At the present time
(1866) there is much excitement and wonder at the marvelous accounts by
respectable individuals, both black and white, given of his Satanic Majesty
appearing to them in bodily form. There seems to be a perfect corroboration in
these statements, which give to them a color of truth; but many are
incredulous. To such let me say, decide not too hastily, for very recently I
saw that which curdled my blood and made my hair stand on end, and made me cry
for help when none was near.
I was wandering down
Chaplin Creek, near the great battlefield [Perryville] of 1862, when I came to a
millpond. Just below the dam, my attention was arrested by a huge anaconda I
have ever read of in history. His length seemed to be about one hundred feet,
his body as large as a hogshead, his eyes as large as common plates, his head in
proportion, forked tail, nostrils distended, and mouth wide open, and his
breathe emitting a sulphurous or snaky odor. I attempted to draw back from his
presence, but found myself powerless, for he had fixed his fiery eyes upon me,
and I was transfixed to the spot; and, notwithstanding my terror, I was charmed
with the variegated color of his scales, which presented all the colors of the
rainbow. But the most remarkable thing about this apparition, ghost, or
whatever else you please to call it, was, that it spoke to me not to approach
nearer; that the strong stench of his breathe was instant death; that he was
only in pursuit of those who had slandered him, saying there was no devil.
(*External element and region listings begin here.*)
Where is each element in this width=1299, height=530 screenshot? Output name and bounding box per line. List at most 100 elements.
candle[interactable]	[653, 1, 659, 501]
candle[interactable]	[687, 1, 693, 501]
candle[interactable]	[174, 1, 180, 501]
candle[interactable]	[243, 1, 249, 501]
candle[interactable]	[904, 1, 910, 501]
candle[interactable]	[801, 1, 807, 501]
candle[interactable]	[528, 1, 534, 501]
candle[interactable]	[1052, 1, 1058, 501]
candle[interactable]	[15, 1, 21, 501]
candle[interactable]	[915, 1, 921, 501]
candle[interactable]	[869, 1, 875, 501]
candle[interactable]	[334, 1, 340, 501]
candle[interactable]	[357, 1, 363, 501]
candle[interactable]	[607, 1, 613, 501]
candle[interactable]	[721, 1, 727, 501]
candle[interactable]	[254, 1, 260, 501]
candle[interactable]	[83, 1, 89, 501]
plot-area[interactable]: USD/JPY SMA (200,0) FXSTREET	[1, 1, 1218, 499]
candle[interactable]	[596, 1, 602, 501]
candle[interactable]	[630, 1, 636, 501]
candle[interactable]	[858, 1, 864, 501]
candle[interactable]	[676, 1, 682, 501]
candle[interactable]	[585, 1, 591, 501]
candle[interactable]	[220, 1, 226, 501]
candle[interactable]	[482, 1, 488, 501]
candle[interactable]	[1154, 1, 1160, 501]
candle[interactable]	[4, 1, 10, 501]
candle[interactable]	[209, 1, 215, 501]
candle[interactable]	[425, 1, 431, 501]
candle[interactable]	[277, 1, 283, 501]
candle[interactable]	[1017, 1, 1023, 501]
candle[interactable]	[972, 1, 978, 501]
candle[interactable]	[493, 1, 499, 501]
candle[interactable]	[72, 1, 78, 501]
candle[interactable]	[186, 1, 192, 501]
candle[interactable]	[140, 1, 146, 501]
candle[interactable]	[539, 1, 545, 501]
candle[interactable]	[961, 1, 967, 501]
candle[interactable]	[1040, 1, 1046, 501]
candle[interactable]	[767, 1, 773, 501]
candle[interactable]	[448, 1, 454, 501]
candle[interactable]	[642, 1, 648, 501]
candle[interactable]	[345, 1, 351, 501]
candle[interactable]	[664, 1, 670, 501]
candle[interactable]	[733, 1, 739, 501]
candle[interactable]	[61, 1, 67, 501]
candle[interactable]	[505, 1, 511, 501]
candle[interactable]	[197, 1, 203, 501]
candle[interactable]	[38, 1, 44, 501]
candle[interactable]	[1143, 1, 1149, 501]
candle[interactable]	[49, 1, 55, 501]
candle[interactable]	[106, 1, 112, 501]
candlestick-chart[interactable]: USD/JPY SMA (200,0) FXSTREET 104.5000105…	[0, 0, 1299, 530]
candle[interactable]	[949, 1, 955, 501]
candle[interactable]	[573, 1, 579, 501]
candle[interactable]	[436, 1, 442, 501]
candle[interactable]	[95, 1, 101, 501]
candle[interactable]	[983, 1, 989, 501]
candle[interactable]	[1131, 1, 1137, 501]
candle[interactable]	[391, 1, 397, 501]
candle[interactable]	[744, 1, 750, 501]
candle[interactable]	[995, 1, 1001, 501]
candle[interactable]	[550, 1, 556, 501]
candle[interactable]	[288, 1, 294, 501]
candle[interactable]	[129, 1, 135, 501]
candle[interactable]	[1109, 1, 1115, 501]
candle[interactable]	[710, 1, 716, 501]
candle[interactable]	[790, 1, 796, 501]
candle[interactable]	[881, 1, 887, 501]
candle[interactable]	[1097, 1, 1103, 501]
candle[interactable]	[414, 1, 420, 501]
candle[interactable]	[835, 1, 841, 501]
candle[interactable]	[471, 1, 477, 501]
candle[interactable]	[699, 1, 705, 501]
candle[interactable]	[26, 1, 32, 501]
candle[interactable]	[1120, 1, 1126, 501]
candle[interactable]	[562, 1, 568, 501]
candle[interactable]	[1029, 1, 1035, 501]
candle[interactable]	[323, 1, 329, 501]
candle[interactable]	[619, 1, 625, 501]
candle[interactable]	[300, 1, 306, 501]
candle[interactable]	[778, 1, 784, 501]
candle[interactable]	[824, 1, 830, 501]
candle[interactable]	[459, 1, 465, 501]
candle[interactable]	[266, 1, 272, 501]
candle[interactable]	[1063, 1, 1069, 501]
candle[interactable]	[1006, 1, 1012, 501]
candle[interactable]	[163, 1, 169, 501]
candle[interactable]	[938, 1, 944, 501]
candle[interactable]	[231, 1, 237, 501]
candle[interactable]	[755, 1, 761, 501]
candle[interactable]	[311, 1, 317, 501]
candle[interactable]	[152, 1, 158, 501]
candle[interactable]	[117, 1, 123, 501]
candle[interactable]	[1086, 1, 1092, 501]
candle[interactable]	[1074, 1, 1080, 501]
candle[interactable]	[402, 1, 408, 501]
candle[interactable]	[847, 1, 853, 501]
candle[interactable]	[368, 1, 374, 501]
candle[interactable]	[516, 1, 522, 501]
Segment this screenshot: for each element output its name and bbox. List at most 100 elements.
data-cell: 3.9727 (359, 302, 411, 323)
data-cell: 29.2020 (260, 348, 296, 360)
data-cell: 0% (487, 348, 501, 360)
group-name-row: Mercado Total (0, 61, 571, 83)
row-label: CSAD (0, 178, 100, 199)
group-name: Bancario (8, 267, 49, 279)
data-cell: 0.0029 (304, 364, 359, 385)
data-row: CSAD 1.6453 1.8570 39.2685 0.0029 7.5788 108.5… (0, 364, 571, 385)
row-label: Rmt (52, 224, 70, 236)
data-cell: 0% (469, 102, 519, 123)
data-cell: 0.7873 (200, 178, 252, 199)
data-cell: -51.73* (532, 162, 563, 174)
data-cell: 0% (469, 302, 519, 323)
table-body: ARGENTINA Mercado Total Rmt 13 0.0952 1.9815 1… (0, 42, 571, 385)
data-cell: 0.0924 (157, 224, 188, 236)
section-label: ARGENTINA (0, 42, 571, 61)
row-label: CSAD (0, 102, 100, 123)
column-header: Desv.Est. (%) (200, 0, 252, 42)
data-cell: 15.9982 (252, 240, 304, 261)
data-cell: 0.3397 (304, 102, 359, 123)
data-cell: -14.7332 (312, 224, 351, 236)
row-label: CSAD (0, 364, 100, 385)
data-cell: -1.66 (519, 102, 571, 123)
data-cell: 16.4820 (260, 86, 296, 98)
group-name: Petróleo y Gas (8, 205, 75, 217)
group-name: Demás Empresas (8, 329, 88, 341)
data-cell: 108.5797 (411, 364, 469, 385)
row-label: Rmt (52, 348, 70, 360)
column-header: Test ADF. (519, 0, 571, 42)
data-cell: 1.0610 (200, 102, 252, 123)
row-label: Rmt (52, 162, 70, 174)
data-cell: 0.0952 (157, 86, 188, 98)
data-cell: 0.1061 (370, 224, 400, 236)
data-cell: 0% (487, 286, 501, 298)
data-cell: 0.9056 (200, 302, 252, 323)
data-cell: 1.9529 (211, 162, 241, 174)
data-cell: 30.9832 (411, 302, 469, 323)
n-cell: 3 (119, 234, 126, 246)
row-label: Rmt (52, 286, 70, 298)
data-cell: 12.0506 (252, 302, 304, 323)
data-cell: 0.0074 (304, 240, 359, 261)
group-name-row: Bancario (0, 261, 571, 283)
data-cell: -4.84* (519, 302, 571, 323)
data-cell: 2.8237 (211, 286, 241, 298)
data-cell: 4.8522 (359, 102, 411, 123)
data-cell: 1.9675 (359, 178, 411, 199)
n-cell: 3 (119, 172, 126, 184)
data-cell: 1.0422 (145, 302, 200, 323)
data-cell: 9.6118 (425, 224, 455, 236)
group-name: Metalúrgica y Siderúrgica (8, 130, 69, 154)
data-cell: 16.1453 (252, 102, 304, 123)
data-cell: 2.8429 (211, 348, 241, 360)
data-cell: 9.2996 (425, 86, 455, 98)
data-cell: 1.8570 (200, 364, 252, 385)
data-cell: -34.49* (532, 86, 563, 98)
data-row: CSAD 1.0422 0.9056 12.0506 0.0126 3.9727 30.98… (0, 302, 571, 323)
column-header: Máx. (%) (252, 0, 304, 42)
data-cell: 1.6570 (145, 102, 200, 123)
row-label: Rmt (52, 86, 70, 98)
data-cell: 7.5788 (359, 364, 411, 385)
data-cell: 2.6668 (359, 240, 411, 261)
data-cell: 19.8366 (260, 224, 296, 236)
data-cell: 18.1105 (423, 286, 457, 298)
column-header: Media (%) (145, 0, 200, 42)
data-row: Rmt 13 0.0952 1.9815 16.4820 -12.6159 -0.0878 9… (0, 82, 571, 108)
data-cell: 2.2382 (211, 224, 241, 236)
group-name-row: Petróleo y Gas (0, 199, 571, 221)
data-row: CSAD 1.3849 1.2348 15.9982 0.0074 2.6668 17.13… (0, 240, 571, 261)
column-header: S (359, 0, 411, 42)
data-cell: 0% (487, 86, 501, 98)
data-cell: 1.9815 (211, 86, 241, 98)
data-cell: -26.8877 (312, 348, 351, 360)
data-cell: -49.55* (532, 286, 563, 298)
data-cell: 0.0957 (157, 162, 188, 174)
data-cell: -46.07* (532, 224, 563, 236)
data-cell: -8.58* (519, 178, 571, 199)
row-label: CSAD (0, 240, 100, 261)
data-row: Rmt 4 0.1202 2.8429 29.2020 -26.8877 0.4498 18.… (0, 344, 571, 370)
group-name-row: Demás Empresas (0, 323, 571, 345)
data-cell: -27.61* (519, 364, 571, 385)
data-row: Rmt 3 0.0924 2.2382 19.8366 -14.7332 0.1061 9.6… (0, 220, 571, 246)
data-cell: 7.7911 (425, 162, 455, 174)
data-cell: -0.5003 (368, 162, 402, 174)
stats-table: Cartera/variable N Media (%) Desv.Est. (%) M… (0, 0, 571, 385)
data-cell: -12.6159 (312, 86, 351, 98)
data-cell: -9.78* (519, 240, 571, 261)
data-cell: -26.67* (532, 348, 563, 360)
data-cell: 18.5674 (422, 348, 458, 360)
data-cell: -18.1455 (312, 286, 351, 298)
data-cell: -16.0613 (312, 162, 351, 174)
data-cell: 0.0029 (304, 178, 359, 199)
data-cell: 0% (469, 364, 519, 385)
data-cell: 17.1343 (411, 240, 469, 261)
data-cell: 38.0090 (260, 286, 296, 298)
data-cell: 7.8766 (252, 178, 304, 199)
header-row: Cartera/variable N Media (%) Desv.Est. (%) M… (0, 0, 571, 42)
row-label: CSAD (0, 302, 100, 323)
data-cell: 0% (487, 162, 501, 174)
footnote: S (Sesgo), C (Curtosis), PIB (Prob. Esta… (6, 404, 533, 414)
After a long colloquy with me, after this sort, he sank down into the water,
which could not have been more than six inches deep, and disappeared. I left
the place with quick step and glad heart, and returned home.
Many who have lately seen
his Satanic Majesty, in different forms and other places, have verified their
statements by affidavits, but where I am known this will not be necessary. If
any are unbelieving, let them remain so; it is no concern of mine.
P.S.—Stop, reader; I forgot to tell you it was only a dream.
“Night visions may befriend;
Our waking dreams are fatal.”
J.J. Polk, Autobiography of Dr. J.J. Polk: To Which Is Added
His Occasional Writings. Louisville, KY, 1867.